Kritik am Umweltausschuss

"Wir fordern eine Wiederaufforstung mindestens der Bäume im Bereich des Biotops und weiter, dass in Zukunft solcher Frevel verhindert wird", hieß es in dem Schreiben. Wilhelmine Denk vermutete zudem, dass der Umweltausschuss nur auf dem Papier existiere, denn bisher seien keine Aktivitäten desselben erkennbar.

Bürgermeister Gerhard Schneider (CSU) nahm seinen Mitarbeiter in der Gemeinderatssitzung am Dienstagabend in Schutz. "Das ist schon starker Tobak. Unser Mitarbeiter hat korrekt gehandelt." Dieser sei auf dem Weg zu einem Lehrgang gewesen und habe die Beschwerdeführerin an eine Kollegin verwiesen, "doch zu der wollte sie offensichtlich nicht". Schneider räumte aber ein, dass die Bäume "zum falschen Zeitpunkt" umgesägt wurden, was eine Ordnungswidrigkeit darstelle. Und: "Der Eigentümer ist zu Ersatzpflanzungen verpflichtet."

"Ein aufgeblasenes Ding"

Harald Peetz (CSU) wurde deutlicher: "Für mich hat das einen faden Beigeschmack. Es ist ein aufgeblasenes Ding entstanden, das hätte es nicht gebraucht. Man hat wieder einmal aus nichts einen Elefanten gemacht." Er erwarte eine Entschuldigung beim Mitarbeiter, dem der Gemeinderat für sein Verhalten das einmütige Vertrauen aussprach.

Mit der Aufstellung des Bebauungsplans "Kindergarten- und Mehrgenerationenzentrum" hat der Gemeinderat eine wichtige Weichenstellung vorgenommen. Wie Gerhard Schneider dazu bekanntgab, hat die Gemeinde das dafür vorgesehene Grundstück zwischenzeitlich gekauft. Er wies auf die Schwierigkeiten der Verkehrserschließung und der Oberflächenwasserbeseitigung hin. "Wir müssen uns dieser Problematik stellen. Das ist heute ein starkes Signal nach außen und auch für unsere Familien, dass wir Nägel mit Köpfen machen."

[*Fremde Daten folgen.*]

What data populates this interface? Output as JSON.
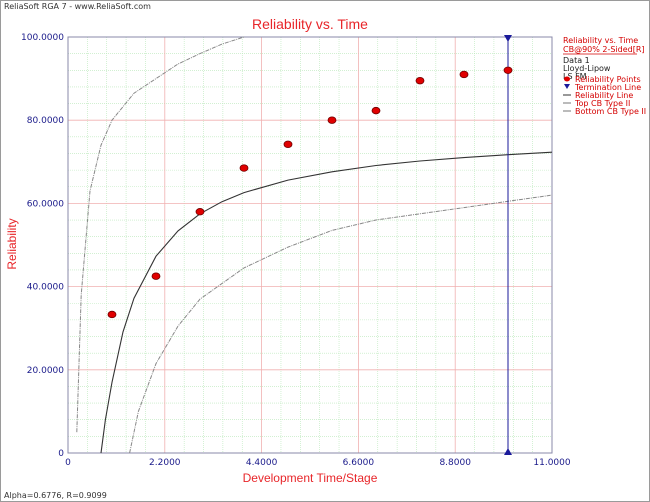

Zustimmung fand das von Annabel Ohla, Managerin der intregrierten ländlichen Entwicklungsachse "Fränkisches Markgrafen- und Bischofsland", vorgelegte Konzept für das Kernwegenetz im Bereich der Gemeinde Himmelkron. Folgende Gemeindeverbindungsstraßen und öffentliche Wege werden zur Förderung angemeldet: Himmelkron - Neuenmarkt, Ziegelhütte - Michelsreuth, Gössenreuth - Rosengarten, Lindenhof - Lanzendorf, Lanzendorf - Oberlaitsch, Kremitz - Neudorf und Kremitz - Oberlaitsch.

"Die Ile wird immer wichtiger für die Gemeinden. Es geht hier auch um die Förderung von gemeindeübergreifenden und sinnvollen Projekten", sagte Gerhard Schneider.